“I see dead people.” ~Cole Sear, The Sixth Sense

Can kids really see ghosts?

I confronted this question five years ago when my firstborn, Sasha, was only 3 years old. I observed her playing with someone I couldn’t see. I asked her who she was playing with, and she said, “Kuya.” But we were only four in the house, and we didn’t have a Kuya with us. 👻👻👻

kuya

big or older bother

This matter hits close to home because I saw ghosts too when I was much younger. Yup, my third eye is open before my father closed it, so he said. I guess feelings of dread are just feelings of dread until you can accurately describe what your grandfather has worn while he lay peacefully inside his coffin by looking at him standing on the door. Hair-raising, isn’t it?

Looking at her then, she seemed not afraid at all. Looking back, I think I was more scared than she was. It’s a different realm, so to speak, and no one is prepared to handle such. Not me definitely, despite going through the same experience when I was younger.

How parents deal with their kids’ ghostly encounters

Now that I’m a mother, the question is: how I/we (Papa and I) should deal with it? My husband was very unenthusiastic about it, though he also believes in mythic creatures. 🧚🧚🧚 Oh well…

According to Caron B. Goode, author of Kids Who See Ghosts: How to Guide Them Through Fear, parents respond differently. Some parents experienced abject fear, but some would support their children, listening to their stories yet not acting on them. I also know parents who think of it as an intuitive gift that should be accepted. But, then, some parents would immediately seek doctors and therapists.

Goode also noted that the younger the child, the more delicate the situation will be because “the child’s psyche is open and fragile.” However, the parents are in the position to empower their children in facing their fears. It would help to be more compassionate about the entire situation.

How to deal with kids seeing ghosts

There is no formula here. But as parents, we just have to deal with it, not dismiss it. Remember that how you would react will significantly affect your child’s values and belief system, so tread carefully.

1) Encourage your child to talk more about the experience.

Conversations are powerful. The more your child gets to talk about her ghostly experience, the more comfortable she will be. Also, this is an excellent way to validate the said experience and how they are feeling about it.

Don’t tell your child “ghosts are not real,” “you’re just imagining things,” “you don’t know what you’re talking about,” or things like that. From the eyes of your child, everything is real.

2) Listen to your child attentively.

Talking about what she’s seen is therapeutic enough, knowing that someone is ready to listen to her. While it is true that kids have an imaginative tendency, the devil is in the details. Spooky, right? But you’d know there is nothing inventive with her stories because of the details.

Concrete details than abstract ones are definitely hard to doubt nor refute. So I asked Sasha to describe him. I got horrified because there were mentions of a “white t-shirt” and “bloodied face.”

3) Believe in your child.

Goode also states that it doesn’t matter whether you believe in ghosts or not. What matters in situations like this is that you believe in your child.

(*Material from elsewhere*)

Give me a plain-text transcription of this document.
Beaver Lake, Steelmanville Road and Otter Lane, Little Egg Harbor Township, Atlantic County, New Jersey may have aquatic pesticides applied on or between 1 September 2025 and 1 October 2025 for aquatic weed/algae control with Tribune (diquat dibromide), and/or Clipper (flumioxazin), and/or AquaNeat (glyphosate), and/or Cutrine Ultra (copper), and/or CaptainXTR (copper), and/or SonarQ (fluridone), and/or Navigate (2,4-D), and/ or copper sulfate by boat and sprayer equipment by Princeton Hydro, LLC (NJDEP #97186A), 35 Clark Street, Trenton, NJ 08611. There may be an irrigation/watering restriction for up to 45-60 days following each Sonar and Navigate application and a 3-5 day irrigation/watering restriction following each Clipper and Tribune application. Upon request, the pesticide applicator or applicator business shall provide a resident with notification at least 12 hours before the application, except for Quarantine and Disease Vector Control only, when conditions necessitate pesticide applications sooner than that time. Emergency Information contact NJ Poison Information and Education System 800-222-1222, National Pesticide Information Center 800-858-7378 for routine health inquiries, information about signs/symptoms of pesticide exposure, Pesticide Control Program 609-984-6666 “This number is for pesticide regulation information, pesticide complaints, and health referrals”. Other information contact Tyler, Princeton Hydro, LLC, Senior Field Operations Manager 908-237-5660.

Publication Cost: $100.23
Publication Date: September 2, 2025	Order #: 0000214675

She might get scared, but this is entirely normal and understandable. You might get fearsome too. What you can help her with is in processing the fear. Of course, you want her to feel safe, so any assurance coming from you will help.

4) Lower the fear factor.

Freaking out will not help. But when faced with situations like this it’s either you’d want to know more or not hear about it anymore. So I took the first path. I asked her about it—where in the house it would appear, what time of day, is it alone, does it hurt her. Sure enough, I asked a lot of questions about Kuya because I wanted to understand more about it and gauge if she was scared or not.

However, I realized that it would be best to take the child’s lead about what she is willing to share with you. Don’t force your child to talk about it, definitely not in front of other people. You don’t want your child to feel humiliated, intimidated, or overwhelmed. But I did ask Sasha, and I would still ask her from time to time. And her stories are consistent.

Not long after, when Adele was the same age, she would laugh hysterically playing pretend with someone. When I asked her to hand me something, she grabbed what I was asking for, gave it to me, and hurried back outside. “Why the rush?” I asked her. Adele said, “So I can play with Kuya.” Oh no. Here we go with the pep talk again.

I also asked Adele about this Kuya. I regretted asking her, “Where is Kuya now?” because she immediately pointed at the back of the door. 😱😱😱

So think of this as an opportunity to move beyond fear while learning about the world of spirits. This is also a great way to start exploring different realities. Not to mention, child psychologists believe that having an imaginary friend is actually a sign of healthy development.

Over time, I realized why we would always turn to evil spirits or creatures when someone told us they have an imaginary friend. Shouldn’t we consider the good spirits and creatures first, such as guardian angels or… fairy godmothers?

Multo agad? ’Di ba pwedeng guardian angel muna?